Know that when you leave and go back to your Mom’s house that I miss you. I miss you, as if you were my own child that I gave birth to. The house isn’t the same without you here. I miss all the little talks that we have, hearing about how your day went, what the new fashions are, and who is dating who in your social circle.

When I step back and think about the first day that we met, I never imagined that it would have taken us here. At a crossroads between love and deception. Love and hurt. Love and sadness. Many feeling surrounded me as I was told you weren’t coming back to our house that week.

I had to stop and think, did I do something wrong as a parent? Could I have done anything different? And the answer was no, no matter how many times I asked myself those questions. The answer was always no because with every decision that I make is because I love you and want what is best for you. There is always a reason or a lesson to be learned in the decision that your dad and I make for you.

In this case, the lesson was not learned. Which only says one thing…I failed as a stepmom. There has always been one thing that I dreaded most for you as my stepdaughter. Never play your parents love for you against each other. I sincerely apologize for allowing you to do this to your parents. To both of them.

It saddens me that I did not have this conversation with you. To teach you so that you would learn the side effects and consequences on how this could ruin the great relationship that you had with both your mother and father.

I understand, that as you read this or when you made your decision, you didn’t think of the consequences that would come from your actions. But here we are, in a world of anger, hurt, and disappointment. For each other and for ourselves.

I understand not wanting rules or consequences for your actions. I don’t want them either. But as you grow older, there will be more of them. From your boss, your peers, society, and even in the relationships that you choose to have. Rules are everywhere, from having to stop at a stop sign to not cheating on a boyfriend. Every action that you choose will have a consequence, good or bad.

The chosen action here…to stay at mom’s house.

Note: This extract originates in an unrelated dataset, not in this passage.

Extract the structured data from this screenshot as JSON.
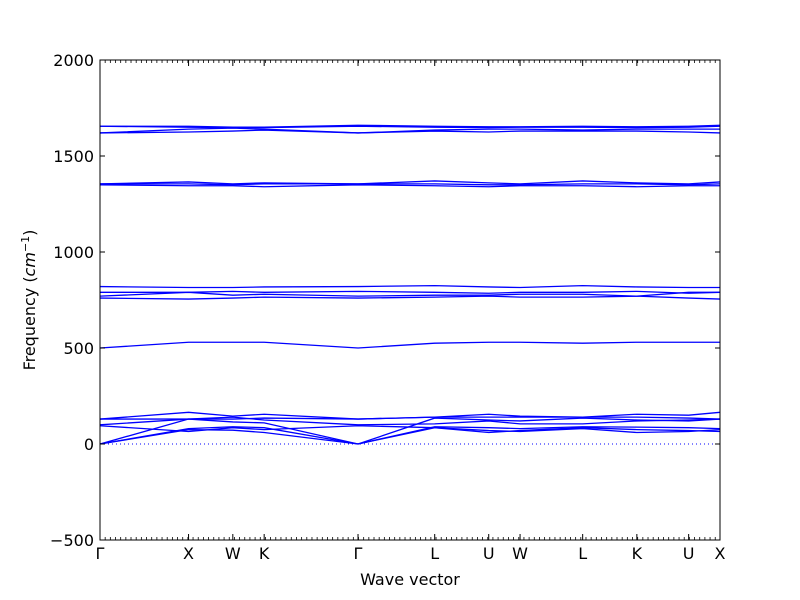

Why? To hurt us. To get even. To let us know that our rules suck. To me, none of that matters. The only thing that I see from this is a teenage girl that has a Dad that loves her and would do anything for her and she is choosing to not be with him.

There are so many kids out there without a dad or mom. Either their parents died when they were young or their parent just didn’t want to bother getting to know them. Those kids would do anything to have a Dad like yours.

Someone that loves them, spends time with them, and cares enough about them to call them or send a simple text message. Everything that your Dad does is for you and because of you. He lives, breathes and works his butt off so that you can have a better life. So that you can experience and see the things that he didn’t get to when he was younger. To teach you and show you how to be a better person.

You DON’T have a dead beat Dad, who refuses to pay child support. Never calls or texts. Never goes to a school function, dance recital or competition.  Never gave you a birthday or Christmas present. Never said ‘I love you’ or would ever miss your wedding.

Stop taking what you have for granted. Those kids who have lost their Dad at a young age would give anything to give them just one more hug, one more I love you. Not everyone has what you are trying to throw away. A whole other family that loves you and wants to spend time with you. Choosing anything else but your family is always the wrong choice. Your family will be there for you no matter what, especially your dad. Remember, not everyone has one.A letter to my stepdaughter...where did I go wrong?

We have always said that anything is open for discussion. Any past rule or consequence can always be discussed. Communication is HUGE. In relationships, with peers, and at work. We don’t know what is wrong unless it’s said. If you can’t communicate with us on what you need, then you will have a very difficult adult life until you can start communicating your feelings.